A security flaw in Google Kubernetes could put your business at risk for anyone with a Gmail account
The Google Kubernetes Engine (GKE) contained a vulnerability that could allow almost anyone with a Gmail account to take over a Kubernetes cluster.
Cybersecurity researchers at Orca released the news, calling the vulnerability Sys:All and claiming that there are a quarter of a million active GKE clusters that could be vulnerable to the flaw.

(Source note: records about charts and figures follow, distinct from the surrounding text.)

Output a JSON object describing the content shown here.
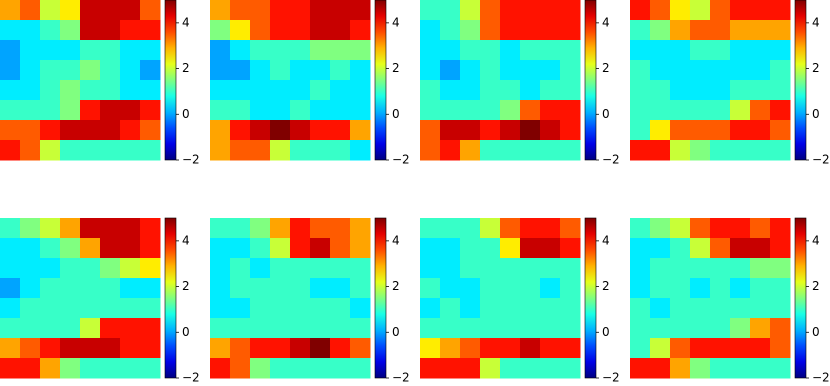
{
  "chart_data": [
    {
      "type": "heatmap",
      "colormap": "jet",
      "clim": [
        -2,
        5
      ],
      "cticks": [
        {
          "value": -2,
          "label": "−2"
        },
        0,
        2,
        4
      ],
      "values": [
        [
          3,
          3.5,
          2,
          2.5,
          4.5,
          4.5,
          4.5,
          3.5
        ],
        [
          0.5,
          0.5,
          1,
          1.5,
          4.5,
          4.5,
          4,
          4
        ],
        [
          0,
          0.5,
          0.5,
          0.5,
          1,
          1,
          0.5,
          0.5
        ],
        [
          0,
          0.5,
          1,
          1,
          1.5,
          1,
          0.5,
          0
        ],
        [
          0.5,
          0.5,
          1,
          1.5,
          1,
          1,
          0.5,
          0.5
        ],
        [
          1,
          1,
          1,
          1.5,
          4,
          4.5,
          4.5,
          4
        ],
        [
          3.5,
          3.5,
          4,
          4.5,
          4.5,
          4.5,
          4,
          3.5
        ],
        [
          4,
          3.5,
          2,
          1,
          1,
          1,
          1,
          1
        ]
      ]
    },
    {
      "type": "heatmap",
      "colormap": "jet",
      "clim": [
        -2,
        5
      ],
      "cticks": [
        {
          "value": -2,
          "label": "−2"
        },
        0,
        2,
        4
      ],
      "values": [
        [
          3,
          3.5,
          3.5,
          4,
          4,
          4.5,
          4.5,
          4.5
        ],
        [
          1.5,
          2.5,
          3.5,
          4,
          4,
          4.5,
          4.5,
          4
        ],
        [
          0,
          0.5,
          1,
          1,
          1,
          1.5,
          1.5,
          1.5
        ],
        [
          0,
          0,
          0.5,
          1,
          0.5,
          0.5,
          1,
          0.5
        ],
        [
          0.5,
          0.5,
          0.5,
          0.5,
          0.5,
          1,
          0.5,
          0.5
        ],
        [
          1,
          1,
          0.5,
          0.5,
          1,
          0.5,
          0.5,
          0.5
        ],
        [
          3,
          4,
          4.5,
          5,
          4.5,
          4,
          4,
          3
        ],
        [
          3,
          3.5,
          3.5,
          2,
          1,
          1,
          1,
          0.5
        ]
      ]
    },
    {
      "type": "heatmap",
      "colormap": "jet",
      "clim": [
        -2,
        5
      ],
      "cticks": [
        {
          "value": -2,
          "label": "−2"
        },
        0,
        2,
        4
      ],
      "values": [
        [
          1,
          1,
          2,
          3.5,
          4,
          4,
          4,
          4
        ],
        [
          0.5,
          1,
          1.5,
          3.5,
          4,
          4,
          4,
          4
        ],
        [
          0.5,
          0.5,
          1,
          1,
          0.5,
          1,
          1,
          1
        ],
        [
          0.5,
          0,
          0.5,
          1,
          0.5,
          0.5,
          0.5,
          1
        ],
        [
          1,
          0.5,
          0.5,
          1,
          1,
          0.5,
          1,
          1
        ],
        [
          1,
          1,
          1,
          1,
          1.5,
          3.5,
          4,
          4
        ],
        [
          3.5,
          4.5,
          4.5,
          4,
          4.5,
          5,
          4.5,
          4
        ],
        [
          3.5,
          4,
          3,
          1,
          1,
          1,
          1,
          1
        ]
      ]
    },
    {
      "type": "heatmap",
      "colormap": "jet",
      "clim": [
        -2,
        5
      ],
      "cticks": [
        {
          "value": -2,
          "label": "−2"
        },
        0,
        2,
        4
      ],
      "values": [
        [
          4,
          3.5,
          2.5,
          2,
          3.5,
          4,
          4,
          4
        ],
        [
          1,
          1.5,
          3,
          3.5,
          3.5,
          3,
          3,
          3
        ],
        [
          0.5,
          0.5,
          0.5,
          1,
          1,
          0.5,
          0.5,
          0.5
        ],
        [
          1,
          0.5,
          0.5,
          0.5,
          0.5,
          0.5,
          0.5,
          1
        ],
        [
          1,
          1,
          0.5,
          0.5,
          0.5,
          1,
          1,
          1
        ],
        [
          1,
          1,
          1,
          1,
          1,
          2,
          3.5,
          4
        ],
        [
          1,
          2.5,
          3.5,
          3.5,
          3.5,
          4,
          4,
          3.5
        ],
        [
          4,
          4,
          2,
          1.5,
          1,
          1,
          1,
          1
        ]
      ]
    },
    {
      "type": "heatmap",
      "colormap": "jet",
      "clim": [
        -2,
        5
      ],
      "cticks": [
        {
          "value": -2,
          "label": "−2"
        },
        0,
        2,
        4
      ],
      "values": [
        [
          1,
          1.5,
          2,
          3,
          4.5,
          4.5,
          4.5,
          4
        ],
        [
          0.5,
          0.5,
          1,
          1.5,
          3,
          4.5,
          4.5,
          4
        ],
        [
          0.5,
          0.5,
          0.5,
          1,
          1,
          1.5,
          2,
          2.5
        ],
        [
          0,
          0.5,
          1,
          1,
          1,
          1,
          0.5,
          0.5
        ],
        [
          0.5,
          1,
          1,
          1,
          1,
          1,
          1,
          1
        ],
        [
          1,
          1,
          1,
          1,
          2,
          4,
          4,
          4
        ],
        [
          3,
          3.5,
          4,
          4.5,
          4.5,
          4.5,
          4,
          4
        ],
        [
          4,
          4,
          3,
          1.5,
          1,
          1,
          1,
          1
        ]
      ]
    },
    {
      "type": "heatmap",
      "colormap": "jet",
      "clim": [
        -2,
        5
      ],
      "cticks": [
        {
          "value": -2,
          "label": "−2"
        },
        0,
        2,
        4
      ],
      "values": [
        [
          1,
          1,
          1.5,
          3,
          4,
          3.5,
          3.5,
          3
        ],
        [
          0.5,
          0.5,
          1,
          2,
          4,
          4.5,
          3.5,
          3
        ],
        [
          0.5,
          1,
          0.5,
          1,
          1,
          1,
          1,
          1
        ],
        [
          0.5,
          1,
          1,
          1,
          1,
          0.5,
          0.5,
          1
        ],
        [
          0.5,
          0.5,
          1,
          1,
          1,
          1,
          1,
          0.5
        ],
        [
          1,
          1,
          1,
          1,
          1,
          1,
          1,
          1
        ],
        [
          3,
          3.5,
          4,
          4,
          4.5,
          5,
          4,
          3.5
        ],
        [
          4,
          3.5,
          1.5,
          1,
          1,
          1,
          1,
          1
        ]
      ]
    },
    {
      "type": "heatmap",
      "colormap": "jet",
      "clim": [
        -2,
        5
      ],
      "cticks": [
        {
          "value": -2,
          "label": "−2"
        },
        0,
        2,
        4
      ],
      "values": [
        [
          1,
          1,
          1,
          2,
          3.5,
          4,
          4,
          3.5
        ],
        [
          0.5,
          0.5,
          1,
          1,
          2.5,
          4.5,
          4.5,
          4
        ],
        [
          0.5,
          0.5,
          1,
          1,
          1,
          1,
          1,
          1
        ],
        [
          1,
          0.5,
          0.5,
          1,
          1,
          1,
          0.5,
          1
        ],
        [
          0.5,
          1,
          0.5,
          1,
          1,
          1,
          1,
          1
        ],
        [
          1,
          1,
          1,
          1,
          1,
          1,
          1,
          1
        ],
        [
          2.5,
          3,
          3.5,
          4,
          4,
          4.5,
          4,
          4
        ],
        [
          4,
          4,
          4,
          2,
          1,
          1,
          1,
          1
        ]
      ]
    },
    {
      "type": "heatmap",
      "colormap": "jet",
      "clim": [
        -2,
        5
      ],
      "cticks": [
        {
          "value": -2,
          "label": "−2"
        },
        0,
        2,
        4
      ],
      "values": [
        [
          1,
          1.5,
          2,
          3.5,
          4,
          4,
          3.5,
          4
        ],
        [
          0.5,
          0.5,
          1,
          2,
          3.5,
          4.5,
          4.5,
          4
        ],
        [
          0.5,
          1,
          1,
          1,
          1,
          1,
          1.5,
          1.5
        ],
        [
          0.5,
          1,
          1,
          0.5,
          1,
          0.5,
          1,
          1
        ],
        [
          1,
          0.5,
          1,
          1,
          1,
          1,
          1,
          1
        ],
        [
          1,
          1,
          1,
          1,
          1,
          1.5,
          3,
          3.5
        ],
        [
          1,
          2,
          3.5,
          4,
          4,
          4,
          4,
          3.5
        ],
        [
          4,
          4,
          3,
          1.5,
          1,
          1,
          1,
          1
        ]
      ]
    }
  ]
}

The problem lies in the fact that many people wrongly believe the system: the authenticated group in Google Kubernetes Engine contains only authenticated and deterministic identities, researcher Ofir Yakobi told me. The hacker news. In reality, any Google verified account will do.
Fixing the error
As explained in the report, the system:authenticated group includes authenticated entities, people, and service accounts. This means a threat actor can use a Google OAuth 2.0 bearer token and gain control of the cluster. That control can then be used to deploy all kinds of malware, move through the network, or steal sensitive data from the endpoints.
Furthermore, the victim organization would not be able to trace the attack to a specific Gmail or Google Workspace account. The Hacker News reports that “numerous organizations” could be affected by the findings, and several types of sensitive data could be at risk. That includes JWT tokens, GCP API keys, AWS keys, Google OAuth credentials, private keys, and container registry credentials.
Shortly after the news broke, Google took steps to block the binding of the system:authenticated group to the cluster administrator role in GKE. These steps are applied in versions 1.28 and later.
“To protect your clusters from massive malware attacks that exploit misconfigurations of access to cluster managers, GKE clusters running version 1.28 and later do not allow you to bind the cluster manager ClusterRole to the system: anonymous user or to the system: unverified or system:authenticated groups,” the cloud giant said in its advisory.